В этом малочисленном составе мы храбро взялись за дело. Первое время мы совершенно не имели сторонних сотрудников и лишь понемногу, по мере того, как газета завоевывала себе видное место среди конкурирующих изданий, начался приток статей ведомых и неведомых сотрудников, а потом и приток людей. Явился Бикерман, покаявшийся нам чистосердечно, что не ждал от нас ничего путного в газетном смысле, принесший нам свои извинения, поздравления и готовность работать; с тех пор редкий номер газеты выходил без его статьи, всегда интересной, живой, иногда с оттенком несколько «талмудической» логики.
Начал присылать свои вещицы тогда еще совершенно неизвестный К. И. Чуковский. Удачно попробовала свои силы в политической публицистике, под псевдонимом А. Филиппова, А. Ф. Даманская, легко и живо воспринявшая идеи и настроения нашего редакционного кружка, и под веянием бурного времени очень литературно их излагавшая. Явились и талантливые фельетонисты, в стихах и прозе; появились молодые и способные сотрудники по вопросам военным, по быту и организации армии, по отделу внутренней жизни; валом повалили корреспонденты; в то наэлектризованное время каждый давал больше, чем обычно был способен давать.

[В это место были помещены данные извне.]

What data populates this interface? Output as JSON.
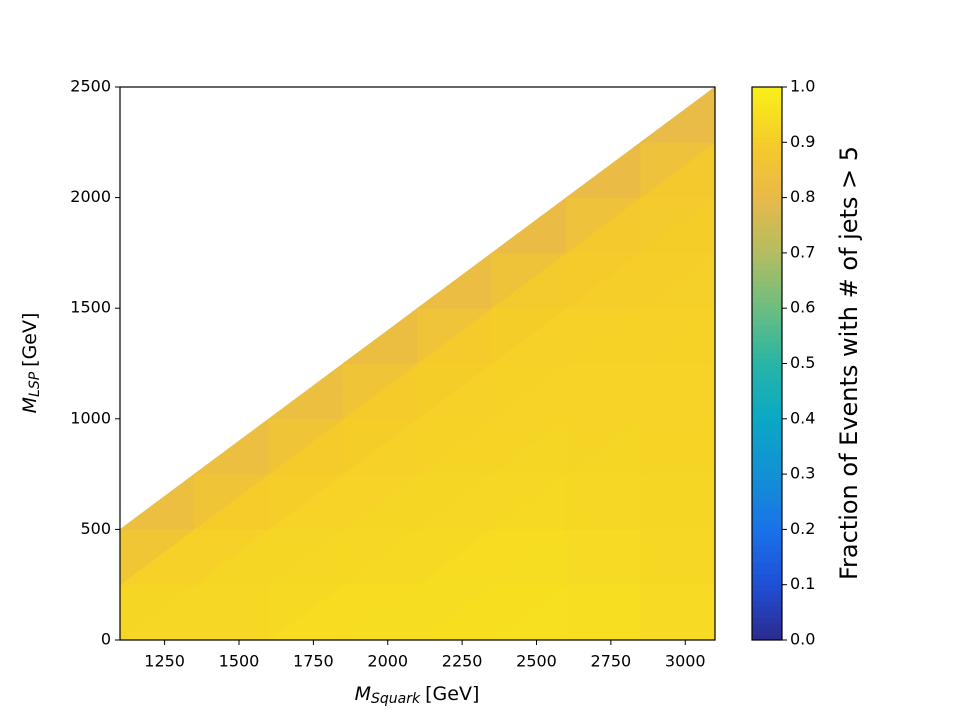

А. И. Гуковский немедленно занял в нашей редакции очень видное место. Он вложил в газету очень много — и качественно, и количественно. Как-то раз, незадолго до конца нашего предприятия, помню, мы подсчитали литературную производительность всех главных редакционных работников. Правда, рекорд побил я; но ведь я, стесненный нелегальным положением, должен был избегать частых передвижений и кончил тем, что почти что поселился в редакции, там же ночуя, часто не раздеваясь, благо налицо был отличный кожаный диван: наборщики, приходя рано утром в типографию, помещавшуюся тут же, в нижнем этаже, первого меня заставали в редакции и первого меня теребили с требованием рукописей; и последним или одним из последних заставали меня в редакции самые свежие телеграфные новости «последнего часа», часто требовавшие немедленного отклика.
Второе место, следом за мною занял А. И. Гуковский, далеко опередивший даже нашу «живую энциклопедию», Н. С. Русанова, писавшего статьи. А. И. Гуковский в совершенстве овладел типом газетной передовицы, сжатой и в то же время ударной. Он был стремителен, резок, определенен, возвышался до истинного пафоса, не чуждался и хлещущей насмешки, и горькой, переходящей в сарказм, иронии. Благодарного материала для них он имел сколько угодно.
А. И. Гуковский не просто пел в унисон со всеми нами; нет, он внес в наше «хоровое» газетное дело и свою личную, «сольную» партию. У него была одна излюбленная, особенно дорогая его сердцу идея. То была идея новой декларации прав человека и гражданина.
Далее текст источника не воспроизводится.